Meet the Women Who Shaped KenCrest’s History


Sister Maria Roeck and Sister Grace Jones made wonderful contributions to KenCrest's history and we celebrate them this Women's History Month. 

By Sydney Kerelo

We all appreciate remembrance days and months. They challenge us to be better informed, make us grateful to the people who got us this far, and often make us more determined to carry on their work. We just finished Black History Month, and now, Women’s History Month in March. KenCrest has some excellent contributions from women in our history.

Here are the stories of two women who helped shape who KenCrest is:

Sister Maria Roeck


Sister Maria Roeck

Sister Maria Roeck spent the 42 years of her life taking care of her partially disabled mother, and when she passed, Sister Maria applied to the Lutheran Deaconess Community. With a forceful and direct leadership, Sister Maria earned the respect of numerous doctors and was determined to help those who needed it most.
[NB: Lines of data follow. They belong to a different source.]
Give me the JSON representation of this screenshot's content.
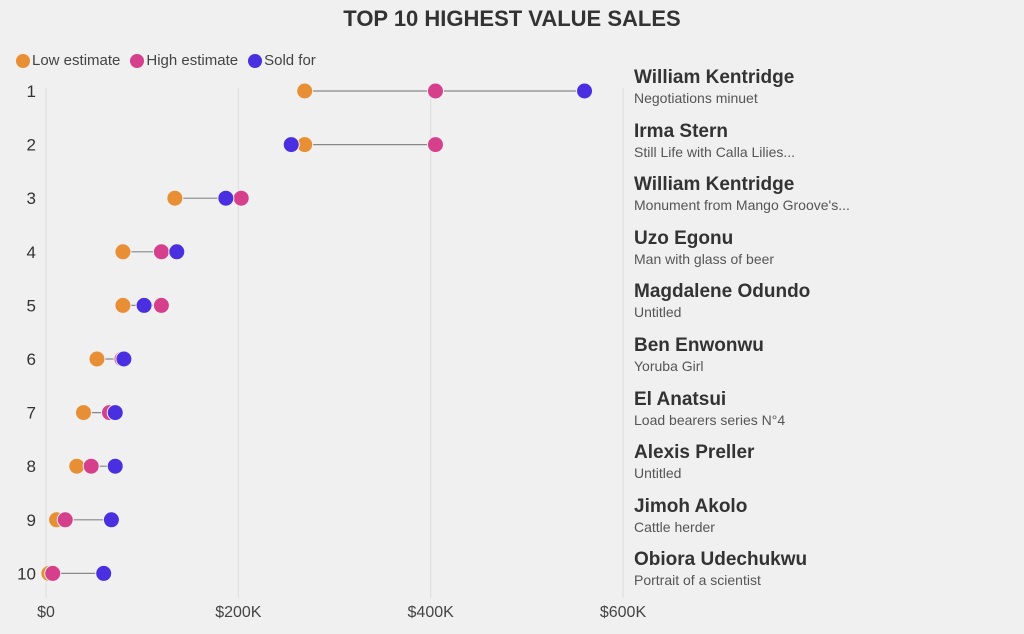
{
  "title": "TOP 10 HIGHEST VALUE SALES",
  "legend": [
    {
      "label": "Low estimate",
      "color": "#e88e35"
    },
    {
      "label": "High estimate",
      "color": "#d63f8c"
    },
    {
      "label": "Sold for",
      "color": "#4a2fe0"
    }
  ],
  "chart_data": {
    "type": "dot-range",
    "title": "TOP 10 HIGHEST VALUE SALES",
    "x_ticks": [
      "$0",
      "$200K",
      "$400K",
      "$600K"
    ],
    "x_range": [
      0,
      600000
    ],
    "grid": true,
    "legend_position": "top-left",
    "rows": [
      {
        "rank": "1",
        "artist": "William Kentridge",
        "work": "Negotiations minuet",
        "low": 269000,
        "high": 405000,
        "sold": 560000
      },
      {
        "rank": "2",
        "artist": "Irma Stern",
        "work": "Still Life with Calla Lilies...",
        "low": 269000,
        "high": 405000,
        "sold": 255000
      },
      {
        "rank": "3",
        "artist": "William Kentridge",
        "work": "Monument from Mango Groove's...",
        "low": 134000,
        "high": 203000,
        "sold": 187000
      },
      {
        "rank": "4",
        "artist": "Uzo Egonu",
        "work": "Man with glass of beer",
        "low": 80000,
        "high": 120000,
        "sold": 136000
      },
      {
        "rank": "5",
        "artist": "Magdalene Odundo",
        "work": "Untitled",
        "low": 80000,
        "high": 120000,
        "sold": 102000
      },
      {
        "rank": "6",
        "artist": "Ben Enwonwu",
        "work": "Yoruba Girl",
        "low": 53000,
        "high": 79000,
        "sold": 81000
      },
      {
        "rank": "7",
        "artist": "El Anatsui",
        "work": "Load bearers series N°4",
        "low": 39000,
        "high": 66000,
        "sold": 72000
      },
      {
        "rank": "8",
        "artist": "Alexis Preller",
        "work": "Untitled",
        "low": 32000,
        "high": 47000,
        "sold": 72000
      },
      {
        "rank": "9",
        "artist": "Jimoh Akolo",
        "work": "Cattle herder",
        "low": 11000,
        "high": 20000,
        "sold": 68000
      },
      {
        "rank": "10",
        "artist": "Obiora Udechukwu",
        "work": "Portrait of a scientist",
        "low": 3000,
        "high": 7000,
        "sold": 60000
      }
    ]
  }
}
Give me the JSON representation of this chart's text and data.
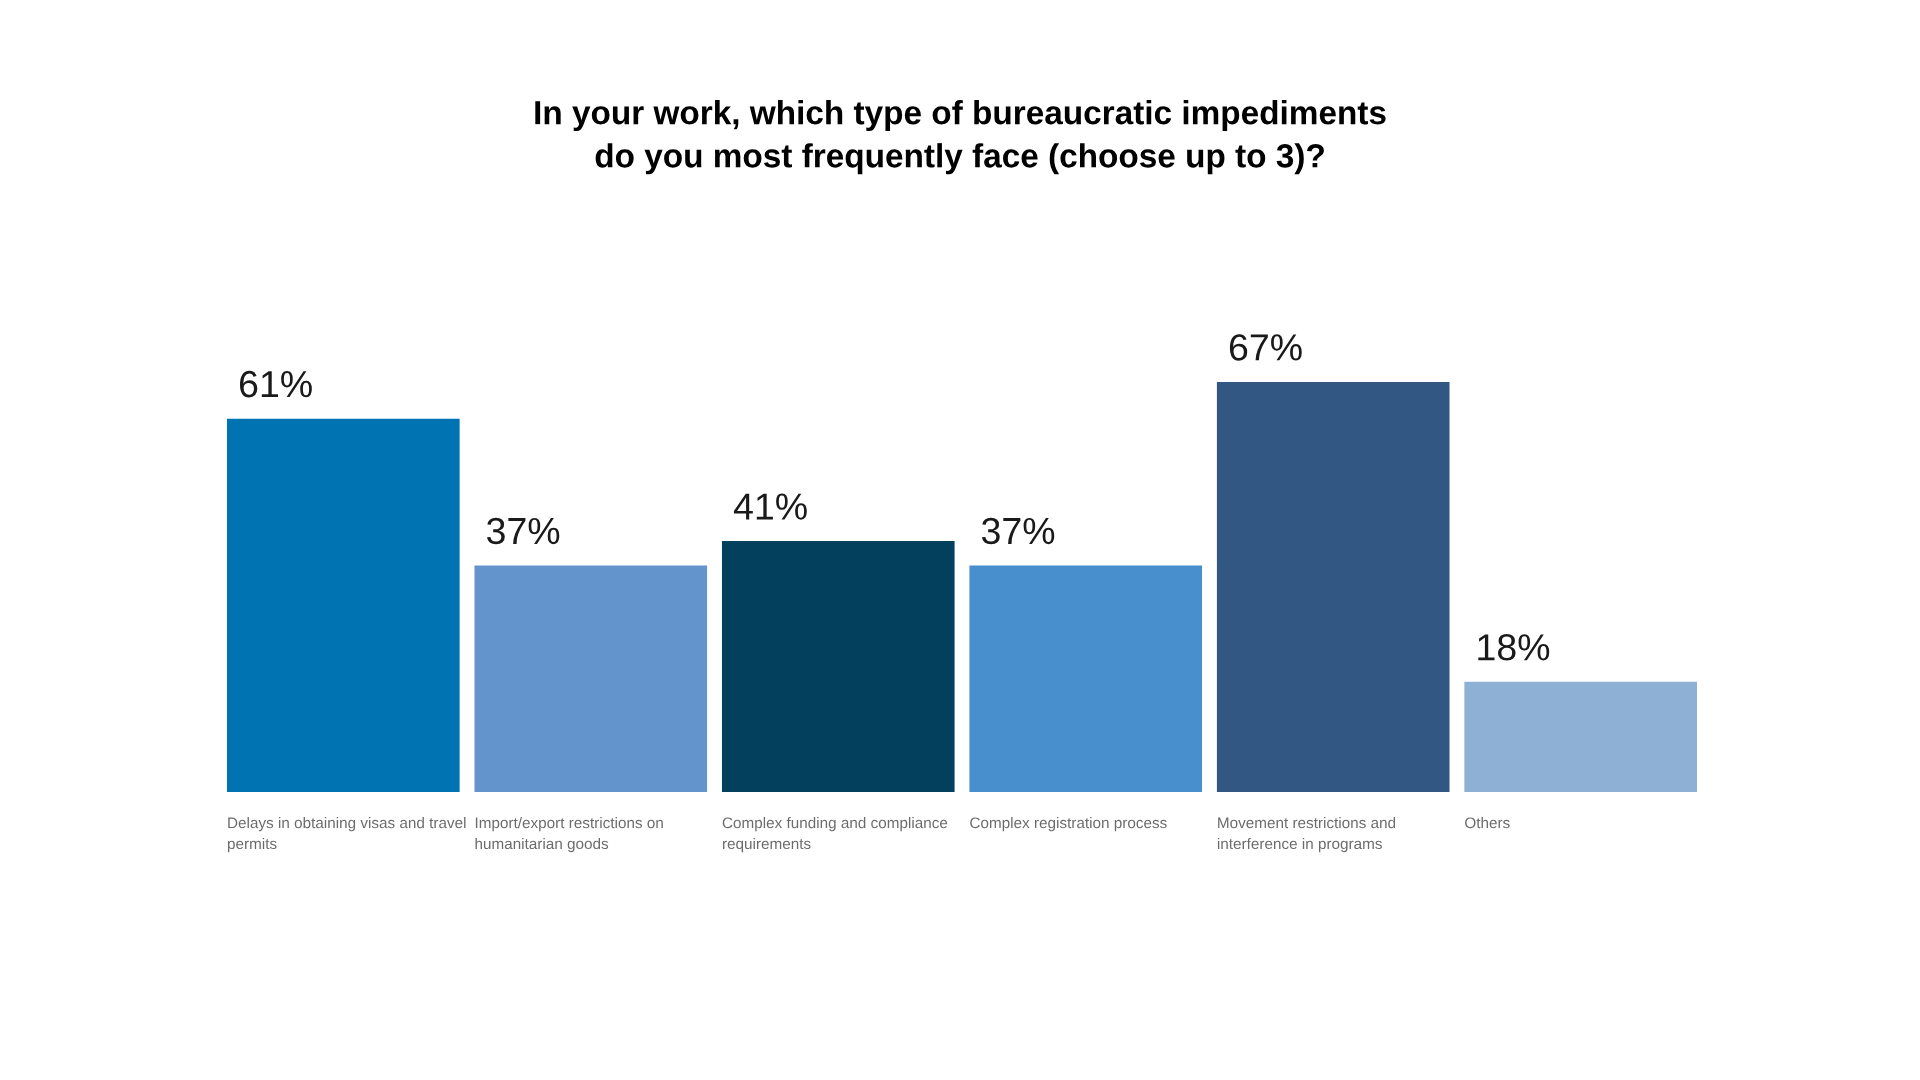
{
  "chart_data": {
    "type": "bar",
    "title": "In your work, which type of bureaucratic impediments\ndo you most frequently face (choose up to 3)?",
    "categories": [
      "Delays in obtaining visas and travel\npermits",
      "Import/export restrictions on\nhumanitarian goods",
      "Complex funding and compliance\nrequirements",
      "Complex registration process",
      "Movement restrictions and\ninterference in programs",
      "Others"
    ],
    "values": [
      61,
      37,
      41,
      37,
      67,
      18
    ],
    "colors": [
      "#0074b3",
      "#6395cc",
      "#02405e",
      "#4890cd",
      "#325783",
      "#8eb0d4"
    ],
    "value_labels": [
      "61%",
      "37%",
      "41%",
      "37%",
      "67%",
      "18%"
    ]
  }
}
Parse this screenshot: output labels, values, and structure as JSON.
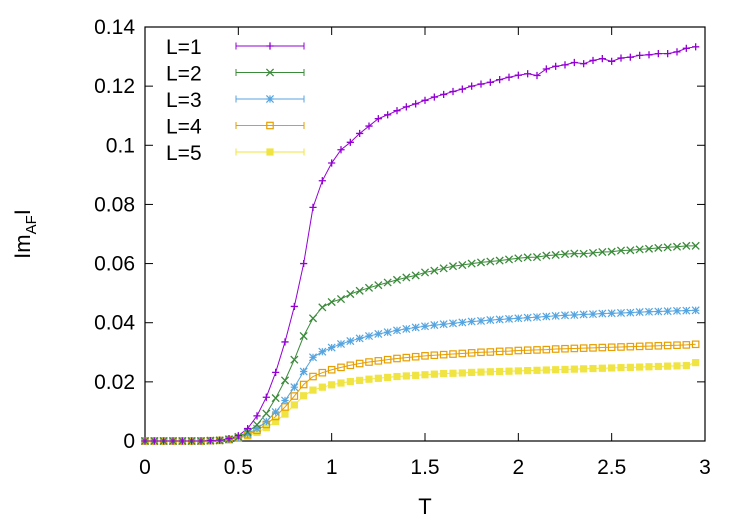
{
  "chart_data": {
    "type": "line",
    "xlabel": "T",
    "ylabel_main": "Im",
    "ylabel_sub": "AF",
    "ylabel_end": "I",
    "xlim": [
      0,
      3
    ],
    "ylim": [
      0,
      0.14
    ],
    "xticks": [
      0,
      0.5,
      1,
      1.5,
      2,
      2.5,
      3
    ],
    "xtick_labels": [
      "0",
      "0.5",
      "1",
      "1.5",
      "2",
      "2.5",
      "3"
    ],
    "yticks": [
      0,
      0.02,
      0.04,
      0.06,
      0.08,
      0.1,
      0.12,
      0.14
    ],
    "ytick_labels": [
      "0",
      "0.02",
      "0.04",
      "0.06",
      "0.08",
      "0.1",
      "0.12",
      "0.14"
    ],
    "legend_position": "top-left",
    "grid": false,
    "x": [
      0.0,
      0.05,
      0.1,
      0.15,
      0.2,
      0.25,
      0.3,
      0.35,
      0.4,
      0.45,
      0.5,
      0.55,
      0.6,
      0.65,
      0.7,
      0.75,
      0.8,
      0.85,
      0.9,
      0.95,
      1.0,
      1.05,
      1.1,
      1.15,
      1.2,
      1.25,
      1.3,
      1.35,
      1.4,
      1.45,
      1.5,
      1.55,
      1.6,
      1.65,
      1.7,
      1.75,
      1.8,
      1.85,
      1.9,
      1.95,
      2.0,
      2.05,
      2.1,
      2.15,
      2.2,
      2.25,
      2.3,
      2.35,
      2.4,
      2.45,
      2.5,
      2.55,
      2.6,
      2.65,
      2.7,
      2.75,
      2.8,
      2.85,
      2.9,
      2.95
    ],
    "series": [
      {
        "name": "L=1",
        "color": "#9400d3",
        "marker": "plus",
        "values": [
          0.0,
          0.0,
          0.0,
          0.0,
          0.0,
          0.0,
          0.0,
          0.0001,
          0.0003,
          0.0008,
          0.0018,
          0.0042,
          0.0085,
          0.0148,
          0.0232,
          0.0335,
          0.0455,
          0.06,
          0.079,
          0.088,
          0.094,
          0.0985,
          0.101,
          0.104,
          0.1065,
          0.109,
          0.1103,
          0.1117,
          0.113,
          0.114,
          0.1152,
          0.1163,
          0.1172,
          0.1182,
          0.119,
          0.12,
          0.1207,
          0.1213,
          0.1222,
          0.123,
          0.1237,
          0.1242,
          0.1236,
          0.1258,
          0.1267,
          0.1272,
          0.128,
          0.1276,
          0.1287,
          0.1293,
          0.1284,
          0.1295,
          0.1298,
          0.1304,
          0.1306,
          0.131,
          0.131,
          0.1316,
          0.1328,
          0.1333
        ]
      },
      {
        "name": "L=2",
        "color": "#3a8a3a",
        "marker": "cross",
        "values": [
          0.0,
          0.0,
          0.0,
          0.0,
          0.0,
          0.0,
          0.0,
          0.0001,
          0.0002,
          0.0006,
          0.0014,
          0.003,
          0.0055,
          0.0093,
          0.0145,
          0.0205,
          0.0275,
          0.0355,
          0.0415,
          0.0452,
          0.047,
          0.048,
          0.0497,
          0.0508,
          0.0518,
          0.0527,
          0.0536,
          0.0545,
          0.0553,
          0.056,
          0.057,
          0.0576,
          0.0584,
          0.0591,
          0.0595,
          0.06,
          0.0604,
          0.0607,
          0.061,
          0.0614,
          0.0618,
          0.0621,
          0.0622,
          0.0627,
          0.0629,
          0.0632,
          0.0634,
          0.0633,
          0.0636,
          0.0639,
          0.064,
          0.0644,
          0.0645,
          0.0648,
          0.065,
          0.0653,
          0.0655,
          0.0657,
          0.066,
          0.066
        ]
      },
      {
        "name": "L=3",
        "color": "#56a5e0",
        "marker": "star",
        "values": [
          0.0,
          0.0,
          0.0,
          0.0,
          0.0,
          0.0,
          0.0,
          0.0001,
          0.0002,
          0.0005,
          0.0012,
          0.0024,
          0.0042,
          0.0066,
          0.0098,
          0.0137,
          0.0182,
          0.0235,
          0.0283,
          0.0302,
          0.0316,
          0.0328,
          0.0338,
          0.0347,
          0.0355,
          0.0362,
          0.0368,
          0.0374,
          0.0379,
          0.0384,
          0.0388,
          0.0392,
          0.0395,
          0.0398,
          0.0401,
          0.0404,
          0.0406,
          0.0409,
          0.0411,
          0.0413,
          0.0415,
          0.0417,
          0.0419,
          0.0421,
          0.0423,
          0.0425,
          0.0426,
          0.0428,
          0.0429,
          0.0431,
          0.0432,
          0.0433,
          0.0434,
          0.0436,
          0.0437,
          0.0438,
          0.0439,
          0.044,
          0.0441,
          0.0442
        ]
      },
      {
        "name": "L=4",
        "color": "#e69f00",
        "marker": "square-open",
        "values": [
          0.0,
          0.0,
          0.0,
          0.0,
          0.0,
          0.0,
          0.0,
          0.0001,
          0.0002,
          0.0005,
          0.0011,
          0.0021,
          0.0036,
          0.0056,
          0.0083,
          0.0115,
          0.0152,
          0.0191,
          0.0218,
          0.0231,
          0.0241,
          0.0249,
          0.0256,
          0.0262,
          0.0267,
          0.0271,
          0.0275,
          0.0279,
          0.0282,
          0.0285,
          0.0288,
          0.029,
          0.0292,
          0.0294,
          0.0296,
          0.0298,
          0.03,
          0.0301,
          0.0303,
          0.0304,
          0.0306,
          0.0307,
          0.0308,
          0.0309,
          0.0311,
          0.0312,
          0.0313,
          0.0314,
          0.0315,
          0.0316,
          0.0317,
          0.0318,
          0.0319,
          0.032,
          0.0321,
          0.0322,
          0.0323,
          0.0324,
          0.0325,
          0.0327
        ]
      },
      {
        "name": "L=5",
        "color": "#f0e442",
        "marker": "square-filled",
        "values": [
          0.0,
          0.0,
          0.0,
          0.0,
          0.0,
          0.0,
          0.0,
          0.0001,
          0.0002,
          0.0004,
          0.0009,
          0.0017,
          0.0029,
          0.0045,
          0.0066,
          0.0091,
          0.0122,
          0.0153,
          0.0172,
          0.0182,
          0.019,
          0.0196,
          0.0201,
          0.0205,
          0.0209,
          0.0212,
          0.0215,
          0.0218,
          0.022,
          0.0222,
          0.0224,
          0.0226,
          0.0228,
          0.0229,
          0.023,
          0.0232,
          0.0233,
          0.0234,
          0.0235,
          0.0236,
          0.0237,
          0.0238,
          0.0239,
          0.024,
          0.0241,
          0.0242,
          0.0243,
          0.0244,
          0.0245,
          0.0246,
          0.0247,
          0.0248,
          0.0249,
          0.025,
          0.0251,
          0.0252,
          0.0253,
          0.0254,
          0.0255,
          0.0265
        ]
      }
    ]
  }
}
In 1905, as Tuberculosis—or the "White Plague"—spread rapidly throughout the Kensington, PA community, Sister Maria Roeck dedicated her time to helping those afflicted. She persevered, gathering donors and volunteers to meet the needs of the people who were ill and their families. As a robust and forceful woman, she “was strong enough to survive a man’s world and lead men who were themselves leaders in their own right,” according to “KenCrest: A Story of One Century, Two Missions, Three Pioneers.”

Sister Maria Roeck was one of the early pioneers in our region of the country and one of the earliest women to lead a nonprofit organization. A woman leader 110 years ago was rare indeed!

Sister Grace Jones

Sister Grace knew that strengthening our community was not over when tuberculosis was cured, and she led us to a new purpose. Sister Grace spoke out as a new Deaconess-In-Charge, reminding the leaders of her time that education and support were an obligation, not an option.

Sister Grace Jones

Sister Grace Jones

It was customary for a person with disabilities to be placed within an institution like Pennhurst during this time. At the same time, children with disabilities raised at home couldn’t attend a public school. Along with many supporters, Sister Grace thought this was wrong and wanted to create normalization around people with disabilities and treat them like any average person.

As the third Deaconess, Sister Grace changed the mission of KenCrest from focusing on tuberculosis to helping those with developmental and intellectual disabilities. She firmly believed in family support and wanted to ensure that it met the needs of the family and the people supported.

Sister Grace pioneered our region of education and opportunity for people with special needs and helped KenCrest provide services to people in the 1950s. She improved a mission that endured 50 years and reshaped an organization that has lasted more than 70 years.

All women make someone’s history, whether they are someone who loved us and helped raise us or someone we served.

As the Agency navigates KenCrest’s history and the history of women’s leadership, we know that our work toward inclusion is not finished. While, as a society, we have passed laws regarding equal rights, we see evidence of injustice every day.

Our greatest goal is to lead the community forward by inspiring and challenging everyone to do what's plausible — ensuring full participation for people with disabilities in our society. Our part in that goal as KenCrest is to advocate for the inclusion of the people we support and help strengthen the neighborhoods where they reside.

What’s your greatest goal at KenCrest? What do you imagine will be needed to push forward on inclusion?